NF: You have stated the interest in exposing similarities rather than differences: In the hypermediatic and fast paced era we live in today, hybridisation or ‘contamination’ (as you have described it in previous interviews) between cultures and religions seems to be accelerating exponentially. How much of an influence are these themes for you?
MG: I am interested in the red thread that links cultures, in finding and emphasizing the similarities among religions. Fatima, for example, is the name of a Saint both for Muslims and for Christians. And I have represented her as a character with a dark, sweet and merciful face. The Sikhs have fascinated me because of their strong contamination with the Islamic tradition, even though intertwined with Hindu motifs. This explains why their founder was Guru Nanak, a great Sufi master.
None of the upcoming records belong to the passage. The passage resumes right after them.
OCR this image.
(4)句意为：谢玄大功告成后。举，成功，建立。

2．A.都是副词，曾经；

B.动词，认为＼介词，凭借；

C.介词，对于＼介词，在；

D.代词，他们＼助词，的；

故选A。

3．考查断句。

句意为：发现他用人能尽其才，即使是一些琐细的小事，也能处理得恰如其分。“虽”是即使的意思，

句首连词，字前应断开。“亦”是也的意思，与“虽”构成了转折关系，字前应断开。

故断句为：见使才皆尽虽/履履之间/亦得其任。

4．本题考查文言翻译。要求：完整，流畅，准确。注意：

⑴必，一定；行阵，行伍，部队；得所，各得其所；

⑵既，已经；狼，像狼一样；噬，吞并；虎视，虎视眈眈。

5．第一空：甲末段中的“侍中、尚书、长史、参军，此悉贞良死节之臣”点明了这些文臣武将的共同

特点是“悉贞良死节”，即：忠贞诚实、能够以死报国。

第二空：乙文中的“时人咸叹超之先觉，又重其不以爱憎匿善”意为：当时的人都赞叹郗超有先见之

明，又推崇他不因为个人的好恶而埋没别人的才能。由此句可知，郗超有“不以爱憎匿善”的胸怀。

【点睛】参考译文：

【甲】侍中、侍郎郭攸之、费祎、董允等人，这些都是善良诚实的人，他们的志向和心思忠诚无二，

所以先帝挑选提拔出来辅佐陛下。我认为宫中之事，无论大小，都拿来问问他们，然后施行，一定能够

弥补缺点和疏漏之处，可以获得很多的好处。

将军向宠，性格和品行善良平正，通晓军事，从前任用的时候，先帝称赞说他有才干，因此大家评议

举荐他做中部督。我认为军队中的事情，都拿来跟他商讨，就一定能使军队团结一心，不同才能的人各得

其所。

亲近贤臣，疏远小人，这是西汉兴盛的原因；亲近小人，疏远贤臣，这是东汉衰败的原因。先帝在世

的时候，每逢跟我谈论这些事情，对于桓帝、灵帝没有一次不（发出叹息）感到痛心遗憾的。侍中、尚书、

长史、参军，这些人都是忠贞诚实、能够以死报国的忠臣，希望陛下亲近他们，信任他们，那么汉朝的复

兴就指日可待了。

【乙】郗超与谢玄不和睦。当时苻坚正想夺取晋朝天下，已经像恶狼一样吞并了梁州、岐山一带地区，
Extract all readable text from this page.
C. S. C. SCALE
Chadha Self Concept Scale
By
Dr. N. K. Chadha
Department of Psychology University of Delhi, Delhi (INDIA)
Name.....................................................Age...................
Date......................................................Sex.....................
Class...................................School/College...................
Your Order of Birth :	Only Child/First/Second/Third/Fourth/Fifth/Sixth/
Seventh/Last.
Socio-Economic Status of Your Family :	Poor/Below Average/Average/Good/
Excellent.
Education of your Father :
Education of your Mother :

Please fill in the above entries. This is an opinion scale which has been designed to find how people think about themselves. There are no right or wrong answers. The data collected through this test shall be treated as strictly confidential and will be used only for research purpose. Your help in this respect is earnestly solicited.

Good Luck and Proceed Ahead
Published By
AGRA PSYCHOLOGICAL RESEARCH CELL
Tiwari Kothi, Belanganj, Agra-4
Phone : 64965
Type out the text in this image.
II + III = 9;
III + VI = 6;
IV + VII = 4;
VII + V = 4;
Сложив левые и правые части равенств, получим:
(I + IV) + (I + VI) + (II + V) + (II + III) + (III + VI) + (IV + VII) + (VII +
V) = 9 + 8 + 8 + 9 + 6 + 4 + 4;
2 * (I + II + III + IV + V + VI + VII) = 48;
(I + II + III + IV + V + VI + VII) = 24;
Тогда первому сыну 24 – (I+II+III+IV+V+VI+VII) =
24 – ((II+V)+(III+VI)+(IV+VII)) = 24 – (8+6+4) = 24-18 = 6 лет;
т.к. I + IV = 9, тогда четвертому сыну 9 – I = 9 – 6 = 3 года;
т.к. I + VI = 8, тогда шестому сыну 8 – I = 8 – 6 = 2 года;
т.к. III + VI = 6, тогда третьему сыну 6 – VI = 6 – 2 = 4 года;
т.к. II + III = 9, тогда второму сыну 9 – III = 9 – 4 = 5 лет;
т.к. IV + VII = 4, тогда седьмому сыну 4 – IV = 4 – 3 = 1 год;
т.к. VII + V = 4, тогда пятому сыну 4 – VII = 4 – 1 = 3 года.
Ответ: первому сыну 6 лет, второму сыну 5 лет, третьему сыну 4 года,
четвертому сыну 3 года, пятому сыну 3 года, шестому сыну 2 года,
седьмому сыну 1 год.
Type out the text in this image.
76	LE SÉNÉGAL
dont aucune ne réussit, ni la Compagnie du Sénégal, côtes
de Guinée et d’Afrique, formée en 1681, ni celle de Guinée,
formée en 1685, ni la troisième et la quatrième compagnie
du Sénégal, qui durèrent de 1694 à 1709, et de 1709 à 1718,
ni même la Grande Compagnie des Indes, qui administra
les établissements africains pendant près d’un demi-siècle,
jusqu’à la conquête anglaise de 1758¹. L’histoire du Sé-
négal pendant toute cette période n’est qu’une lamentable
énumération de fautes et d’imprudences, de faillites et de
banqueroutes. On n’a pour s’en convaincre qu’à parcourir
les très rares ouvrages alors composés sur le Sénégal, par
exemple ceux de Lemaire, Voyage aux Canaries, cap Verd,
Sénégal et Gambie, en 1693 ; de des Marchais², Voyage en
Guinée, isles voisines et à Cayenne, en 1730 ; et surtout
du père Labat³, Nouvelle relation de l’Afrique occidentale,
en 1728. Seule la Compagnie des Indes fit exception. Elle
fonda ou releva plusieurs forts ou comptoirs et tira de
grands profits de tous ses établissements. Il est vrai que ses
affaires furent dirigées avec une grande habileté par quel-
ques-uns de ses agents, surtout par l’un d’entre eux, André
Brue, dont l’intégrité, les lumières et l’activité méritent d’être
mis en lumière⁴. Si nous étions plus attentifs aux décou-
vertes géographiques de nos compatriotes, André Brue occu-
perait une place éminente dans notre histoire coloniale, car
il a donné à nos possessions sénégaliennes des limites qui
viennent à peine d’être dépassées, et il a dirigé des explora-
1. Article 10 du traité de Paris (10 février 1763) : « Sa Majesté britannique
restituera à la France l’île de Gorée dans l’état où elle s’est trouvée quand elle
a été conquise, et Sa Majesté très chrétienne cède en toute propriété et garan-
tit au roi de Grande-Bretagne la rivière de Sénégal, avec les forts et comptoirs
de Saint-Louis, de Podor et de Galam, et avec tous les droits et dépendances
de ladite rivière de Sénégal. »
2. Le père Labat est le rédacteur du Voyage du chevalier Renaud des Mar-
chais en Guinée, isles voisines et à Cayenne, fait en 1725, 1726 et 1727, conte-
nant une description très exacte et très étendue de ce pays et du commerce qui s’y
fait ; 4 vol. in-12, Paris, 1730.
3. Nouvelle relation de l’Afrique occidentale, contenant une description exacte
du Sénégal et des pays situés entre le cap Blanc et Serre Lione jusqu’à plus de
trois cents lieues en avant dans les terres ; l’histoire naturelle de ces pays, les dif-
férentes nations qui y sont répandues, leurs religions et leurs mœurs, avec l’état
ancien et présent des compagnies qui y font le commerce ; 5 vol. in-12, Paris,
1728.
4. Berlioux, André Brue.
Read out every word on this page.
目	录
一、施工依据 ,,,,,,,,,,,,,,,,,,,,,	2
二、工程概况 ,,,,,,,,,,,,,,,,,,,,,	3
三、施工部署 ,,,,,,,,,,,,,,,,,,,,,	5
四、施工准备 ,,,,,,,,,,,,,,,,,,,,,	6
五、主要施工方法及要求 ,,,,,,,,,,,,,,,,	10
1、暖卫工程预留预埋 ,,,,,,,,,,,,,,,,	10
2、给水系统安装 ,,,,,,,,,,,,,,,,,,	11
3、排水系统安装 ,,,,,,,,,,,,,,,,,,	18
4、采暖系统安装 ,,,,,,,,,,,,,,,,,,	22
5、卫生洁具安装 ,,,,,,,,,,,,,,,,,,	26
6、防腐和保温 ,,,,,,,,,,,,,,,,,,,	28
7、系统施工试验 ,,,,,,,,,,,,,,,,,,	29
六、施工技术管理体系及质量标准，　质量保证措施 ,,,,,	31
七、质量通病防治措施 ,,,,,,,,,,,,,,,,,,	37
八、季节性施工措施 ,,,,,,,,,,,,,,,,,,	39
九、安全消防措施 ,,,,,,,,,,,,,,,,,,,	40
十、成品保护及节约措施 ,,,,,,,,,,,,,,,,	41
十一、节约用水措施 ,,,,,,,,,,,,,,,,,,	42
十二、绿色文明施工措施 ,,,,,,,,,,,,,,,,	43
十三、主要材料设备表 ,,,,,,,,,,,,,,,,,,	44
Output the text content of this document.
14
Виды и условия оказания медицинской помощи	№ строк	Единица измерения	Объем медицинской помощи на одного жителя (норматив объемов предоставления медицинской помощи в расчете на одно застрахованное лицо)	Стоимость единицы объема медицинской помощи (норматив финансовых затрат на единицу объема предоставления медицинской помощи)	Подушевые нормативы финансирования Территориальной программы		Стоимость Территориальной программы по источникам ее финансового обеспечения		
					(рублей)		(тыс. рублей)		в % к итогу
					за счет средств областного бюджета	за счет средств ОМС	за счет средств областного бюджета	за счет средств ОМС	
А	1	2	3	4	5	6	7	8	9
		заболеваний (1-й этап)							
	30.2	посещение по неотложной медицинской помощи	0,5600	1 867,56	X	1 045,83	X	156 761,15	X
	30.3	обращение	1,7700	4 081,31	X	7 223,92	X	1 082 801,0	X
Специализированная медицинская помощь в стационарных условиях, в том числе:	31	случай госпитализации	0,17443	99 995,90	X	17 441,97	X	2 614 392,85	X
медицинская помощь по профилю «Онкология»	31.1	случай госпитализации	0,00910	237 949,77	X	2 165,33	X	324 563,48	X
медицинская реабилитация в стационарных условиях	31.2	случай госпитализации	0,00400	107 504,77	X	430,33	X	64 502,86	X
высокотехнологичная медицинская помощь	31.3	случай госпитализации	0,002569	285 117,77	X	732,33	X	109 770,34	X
NF: As an artist who has made work in India and about India, I have found it very hard to call a project or body of work ‘finished’, given the magnitude of the subject matter offered. Is your work there complete?
MG: India is fascinating and I hope I will go back very soon to acquire new sensations and experiences. I don’t think I am going to close a work theme. I just want to make it rest and, in the meantime, I would like to open up a new one. I don’t want to repeat myself, but I don’t intend to give up certain themes only because I have already used them… so I don’t know exactly what I am going to do. My work is first conceived in my head and then it is transformed into a photograph. Of course I need the stimuli coming from new encounters, sensations and emotions. But often, it is the image that wants to be born and to be represented… even before having seen it … The creative effort is something mysterious and very intimate and it is beyond rational control.
Maimouna Patrizia Guerresi (1951) is a photographer, sculptor, video and installation artist. Her work originates from conceptual experiments inspired by the 1970’s Body Art movement. In 1991, Maimouna travelled to various African countries and converted to Islam, subsequently adopting the name of Maimouna . This marked a change in identity and direction in regards to her work that started to focus on recurring themes of multicultural symbolism and feminine spirituality.
Maimouna’s art has been exhibited across the globe in numerous galleries, museums and festivals including:
The Venice Biennale (1982, 1986, 2011), Mudima Foundation (Milan, Italy. 1999), Levy Gallery (Madrid, Spain. 2000), Museum of Contemporary Art III (Atlanta, USA. 2004), Dakar Off Biennale (Dakar, Senegal. 2004), Spazio Teca Gallery (Verona, Italy 2006), Biennale Africaine de la Photographie “Les Rencontres de Bamako “ Musèe National (Bamako, Mali. 2009), Fondazione Arnaldo Pomodoro (Milan, Italy. 2010), Li-Space (Beijing, China. 2011),M.I.A Galleria Paola Colombari (Milan, Italy 2011), Photo & Contemporary Gallery at Artissima Art Fair (Turin, Italy) and Paris Photo 2012, Tasveer Gallery (India, 2013).
Maimouna currently lives and works near Verona in Monteforte d’Alpone, and Milan, Italy.